Güneybatı Polonya’nın Aşağı Silezya bölgesinde, Odra nehri üzerine kurulmuş olan tarihi Wrocław şehri sadece iklimiyle değil birbirinden renkli yapılarıyla da dikkat çekiyor. Avrupa mimarisi ve renkleriyle donatılan Wrocław şehri bir zamanlar “Avrupa’nın kutsal çiçeği” olarak tanımlanırmış. Birçok farklı din ve kültür karışımının yaşanmış olduğu şehirde ayrıca 100’den fazla köprü bulunmaktadır.
Wrocław’ın kalbi, Polonya’nın en güzel ve en büyük şehir meydanlarından biri olan Market Square’dir. Meydan; yüzyıllar boyu, geçmişte olduğu gibi, büyük bankalar, şık mağazalar ve ünlü restoranlara ev sahipliği yapmaktadır.
9. Stockholm, İsveç
Tüm Şehirleri Rengarenk...
İsveç’in başkenti ve en büyük şehri olan Stockholm, 13. yüzyıldan beri bir İskandinavya kültür, siyaset, medya ve ekonomi merkezi. Stockholm; yapıları, parkları, tarihî merkezleri, yeşil alanları ve eğitim merkezleriyle oldukça ileri bir Avrupa şehri.

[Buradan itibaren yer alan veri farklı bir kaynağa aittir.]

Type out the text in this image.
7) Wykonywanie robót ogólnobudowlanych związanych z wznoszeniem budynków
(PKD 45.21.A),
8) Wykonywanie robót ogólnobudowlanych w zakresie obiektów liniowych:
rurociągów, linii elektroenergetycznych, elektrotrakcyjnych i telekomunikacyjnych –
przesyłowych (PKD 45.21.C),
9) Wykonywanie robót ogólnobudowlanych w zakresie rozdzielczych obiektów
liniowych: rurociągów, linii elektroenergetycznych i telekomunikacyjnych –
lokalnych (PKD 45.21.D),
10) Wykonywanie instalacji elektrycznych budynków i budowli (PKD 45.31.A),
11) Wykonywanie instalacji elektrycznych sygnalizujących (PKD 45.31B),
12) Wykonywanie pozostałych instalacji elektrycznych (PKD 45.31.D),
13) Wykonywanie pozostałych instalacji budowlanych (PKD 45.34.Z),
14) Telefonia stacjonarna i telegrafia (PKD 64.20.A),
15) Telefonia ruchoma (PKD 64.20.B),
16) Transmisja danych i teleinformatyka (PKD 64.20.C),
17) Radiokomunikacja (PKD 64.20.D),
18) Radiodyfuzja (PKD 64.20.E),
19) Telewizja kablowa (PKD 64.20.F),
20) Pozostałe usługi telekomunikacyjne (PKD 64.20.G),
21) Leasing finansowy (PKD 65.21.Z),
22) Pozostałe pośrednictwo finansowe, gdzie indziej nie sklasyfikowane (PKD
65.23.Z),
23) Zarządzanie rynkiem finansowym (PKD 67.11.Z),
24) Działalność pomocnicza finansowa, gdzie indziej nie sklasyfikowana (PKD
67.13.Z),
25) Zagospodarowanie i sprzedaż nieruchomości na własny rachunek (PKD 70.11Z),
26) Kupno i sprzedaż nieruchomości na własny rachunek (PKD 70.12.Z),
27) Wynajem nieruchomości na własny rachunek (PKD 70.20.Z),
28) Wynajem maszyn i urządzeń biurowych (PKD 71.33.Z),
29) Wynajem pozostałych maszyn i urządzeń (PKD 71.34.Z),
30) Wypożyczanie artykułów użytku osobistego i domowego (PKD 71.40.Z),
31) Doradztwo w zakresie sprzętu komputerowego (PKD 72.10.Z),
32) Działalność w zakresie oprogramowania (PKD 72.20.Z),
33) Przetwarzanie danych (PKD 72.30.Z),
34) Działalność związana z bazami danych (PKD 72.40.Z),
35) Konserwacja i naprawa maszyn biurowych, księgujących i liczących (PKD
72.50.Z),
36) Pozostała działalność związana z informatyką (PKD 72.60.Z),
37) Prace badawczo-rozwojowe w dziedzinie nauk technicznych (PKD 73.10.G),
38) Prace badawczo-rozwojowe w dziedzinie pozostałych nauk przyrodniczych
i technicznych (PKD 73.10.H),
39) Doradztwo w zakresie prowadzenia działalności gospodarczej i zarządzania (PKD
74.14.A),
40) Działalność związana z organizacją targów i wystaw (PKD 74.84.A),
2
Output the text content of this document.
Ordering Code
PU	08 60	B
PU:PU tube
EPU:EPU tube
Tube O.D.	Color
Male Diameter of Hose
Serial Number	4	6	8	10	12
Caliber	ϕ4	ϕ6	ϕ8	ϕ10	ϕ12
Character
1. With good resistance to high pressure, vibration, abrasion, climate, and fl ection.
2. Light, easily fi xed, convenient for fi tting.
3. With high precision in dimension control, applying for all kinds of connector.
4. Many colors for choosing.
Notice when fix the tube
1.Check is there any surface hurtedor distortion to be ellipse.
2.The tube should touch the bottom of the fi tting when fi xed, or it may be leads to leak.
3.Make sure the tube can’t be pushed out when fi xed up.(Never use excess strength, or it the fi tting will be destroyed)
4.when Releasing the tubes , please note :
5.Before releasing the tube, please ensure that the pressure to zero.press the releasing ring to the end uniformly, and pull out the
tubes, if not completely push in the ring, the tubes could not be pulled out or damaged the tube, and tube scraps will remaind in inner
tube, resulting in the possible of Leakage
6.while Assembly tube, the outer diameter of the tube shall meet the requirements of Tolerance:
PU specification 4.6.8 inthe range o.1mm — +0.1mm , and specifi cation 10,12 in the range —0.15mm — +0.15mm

İsveç için Kuzey Avrupa’nın en renkli ülkesidir diyebiliriz ve başkenti Stockholm dahil olmak üzere neredeyse tüm şehirleri rengarenktir. İsveç’in bilinen en renkli ve canlı noktası ise Stockholm’de bulunan Gamla Stan’daki Stortorget Meydanı’dır. Türkçe’de “büyük” anlamına gelen Stortorget, Avrupa’ nın en renkli meydanlarından da birisidir.
10. ZalIpIe köyü, Polonya
Masalsı Bir Ambiyans...
Polonya‘nın güneydoğusunda bulunan Zalipie köyü sahip olduğu sıradışı gelenek sayesinde masalsı bir ambiyansa sahip. Ne zaman başladığı tam olarak bilinmeyen bu geleneğe göre yerli kadınlar evlerinin dış cephelerini rengarenk desenlerde boyuyor. Tahminlere göre köylü kadınlar, ilk olarak soba çıkışının bıraktığı duman izlerini kapatmak için evlerinin dış cephelerini boyamaya başlamış. Fakat düz renk üzerinde lekeler tekrar tekrar görünür hale gelmekteymiş.
Diğer yandan kadınlar dini festivallerde çok daha ilgi çekici ve temiz görünen evlere sahip olmak istemişler. Evlerin üzerindeki binbir çeşit çiçek deseninin ortaya çıkışı da işte böyle olmuş. Ardından yalnızca evler değil, kuyular, köpek kulübeleri, yerlerdeki taşlar ve hatta evlerin içleri de çiçeklerle donatılmış.